2. Europe’s investors are nervous. Nervous European investors are concerned about the survival of the European Union and of their banks. As a result, the World Gold Council reports that in the third quarter of 2011, Europe set a quarterly record, investing E4.6 billion in gold. This trend is likely to continue.
3. ETFs, ETFs, ETFs. During this time of unceasing financial crises, ETFs have made it easier for investors to shield themselves with investments in gold. The gold Exchange Traded Funds saw an inflow of 77.6 tons in the third quarter of 2011, a 58% increase from the same period in 2010. With gold ETF’s expanding to other parts of the world, the demand for gold as an investment should only increase.
4. The Chinese love gold jewelry, too! In a society that values gold, the growing Chinese middle class helped fuel a 13% increase in the demand for gold in Q311 compared to Q310. Retail jewelry chains are expanding to smaller cities to meet this growing demand. As the incomes of Chinese citizens are likely to continue to rise, the number of Chinese reaching middle class status will also increase, creating a significant market for gold.
5. The easy gold has already been found. Gold supplies have been constrained for some time. It’s more difficult to find large gold deposits and increasingly challenging to bring remaining stores out of the ground.

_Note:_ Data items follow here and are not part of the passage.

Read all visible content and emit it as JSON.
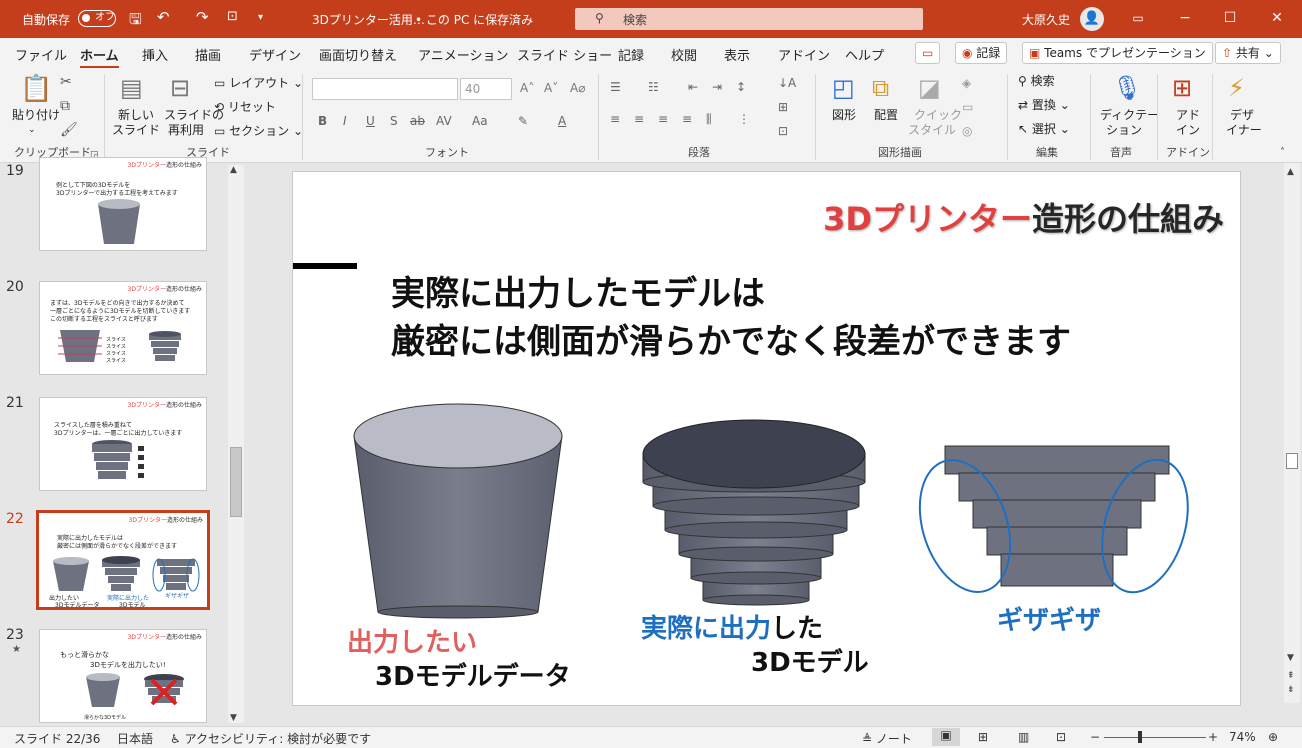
{
  "titlebar": {
    "autosave_label": "自動保存",
    "autosave_state": "オフ",
    "doc_title": "3Dプリンター活用…",
    "save_location": "• この PC に保存済み",
    "search_placeholder": "検索",
    "user_name": "大原久史"
  },
  "menu": {
    "tabs": [
      "ファイル",
      "ホーム",
      "挿入",
      "描画",
      "デザイン",
      "画面切り替え",
      "アニメーション",
      "スライド ショー",
      "記録",
      "校閲",
      "表示",
      "アドイン",
      "ヘルプ"
    ],
    "record_button": "記録",
    "teams_button": "Teams でプレゼンテーション",
    "share_button": "共有"
  },
  "ribbon": {
    "paste": "貼り付け",
    "clipboard_group": "クリップボード",
    "new_slide": [
      "新しい",
      "スライド"
    ],
    "reuse_slide": [
      "スライドの",
      "再利用"
    ],
    "layout": "レイアウト",
    "reset": "リセット",
    "section": "セクション",
    "slides_group": "スライド",
    "font_size": "40",
    "font_group": "フォント",
    "paragraph_group": "段落",
    "shape": "図形",
    "arrange": "配置",
    "quick_style": [
      "クイック",
      "スタイル"
    ],
    "drawing_group": "図形描画",
    "find": "検索",
    "replace": "置換",
    "select": "選択",
    "editing_group": "編集",
    "dictate": [
      "ディクテー",
      "ション"
    ],
    "voice_group": "音声",
    "addin": [
      "アド",
      "イン"
    ],
    "addin_group": "アドイン",
    "designer": [
      "デザ",
      "イナー"
    ]
  },
  "thumbnails": [
    {
      "num": "19",
      "title_red": "3Dプリンター",
      "title_black": "造形の仕組み",
      "lines": [
        "例として下図の3Dモデルを",
        "3Dプリンターで出力する工程を考えてみます"
      ]
    },
    {
      "num": "20",
      "title_red": "3Dプリンター",
      "title_black": "造形の仕組み",
      "lines": [
        "まずは、3Dモデルをどの向きで出力するか決めて",
        "一層ごとになるように3Dモデルを切断していきます",
        "この切断する工程をスライスと呼びます"
      ],
      "labels": [
        "スライス",
        "スライス",
        "スライス",
        "スライス"
      ]
    },
    {
      "num": "21",
      "title_red": "3Dプリンター",
      "title_black": "造形の仕組み",
      "lines": [
        "スライスした層を積み重ねて",
        "3Dプリンターは、一層ごとに出力していきます"
      ]
    },
    {
      "num": "22",
      "title_red": "3Dプリンター",
      "title_black": "造形の仕組み",
      "lines": [
        "実際に出力したモデルは",
        "厳密には側面が滑らかでなく段差ができます"
      ],
      "captions": [
        "出力したい",
        "3Dモデルデータ",
        "実際に出力した",
        "3Dモデル",
        "ギザギザ"
      ]
    },
    {
      "num": "23",
      "star": "★",
      "title_red": "3Dプリンター",
      "title_black": "造形の仕組み",
      "lines": [
        "もっと滑らかな",
        "3Dモデルを出力したい!"
      ],
      "caption": "滑らかな3Dモデル"
    }
  ],
  "slide": {
    "title_red": "3Dプリンター",
    "title_black": "造形の仕組み",
    "heading_line1": "実際に出力したモデルは",
    "heading_line2": "厳密には側面が滑らかでなく段差ができます",
    "caption1_red": "出力したい",
    "caption1_black": "3Dモデルデータ",
    "caption2_blue": "実際に出力",
    "caption2_black": "した",
    "caption2_line2": "3Dモデル",
    "caption3": "ギザギザ"
  },
  "status": {
    "slide_info": "スライド 22/36",
    "language": "日本語",
    "accessibility": "アクセシビリティ: 検討が必要です",
    "notes": "ノート",
    "zoom": "74%"
  },
  "colors": {
    "accent": "#c43e1c",
    "red": "#e04040",
    "blue": "#1f6fc0",
    "model": "#6e7280"
  }
}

The process of obtaining mining permits is difficult and time-consuming. Skilled geologists are both hard to find and expensive. The costs of building a mine and getting into production have soared to the point where capital expenditures of $3-$5 billion are not unheard of. In addition, it can take up to 10 years from the initial discovery of gold to get a gold mine into production.
Global demand for gold in the third quarter of 2011 (the most recent available numbers from the World Gold Council) increased 6% from one year earlier to $57.7 billion (up from $45 billion), an all-time quarterly record.
At a time when demand is clearly outstripping supply, when confidence in our governments and financial institutions is at an all-time low, when wars and acts of terror have become a daily occurrence, when most of the world’s largest economies are either slowing down, near recession or barely accelerating, why would investors sell gold? It does not make much sense to me.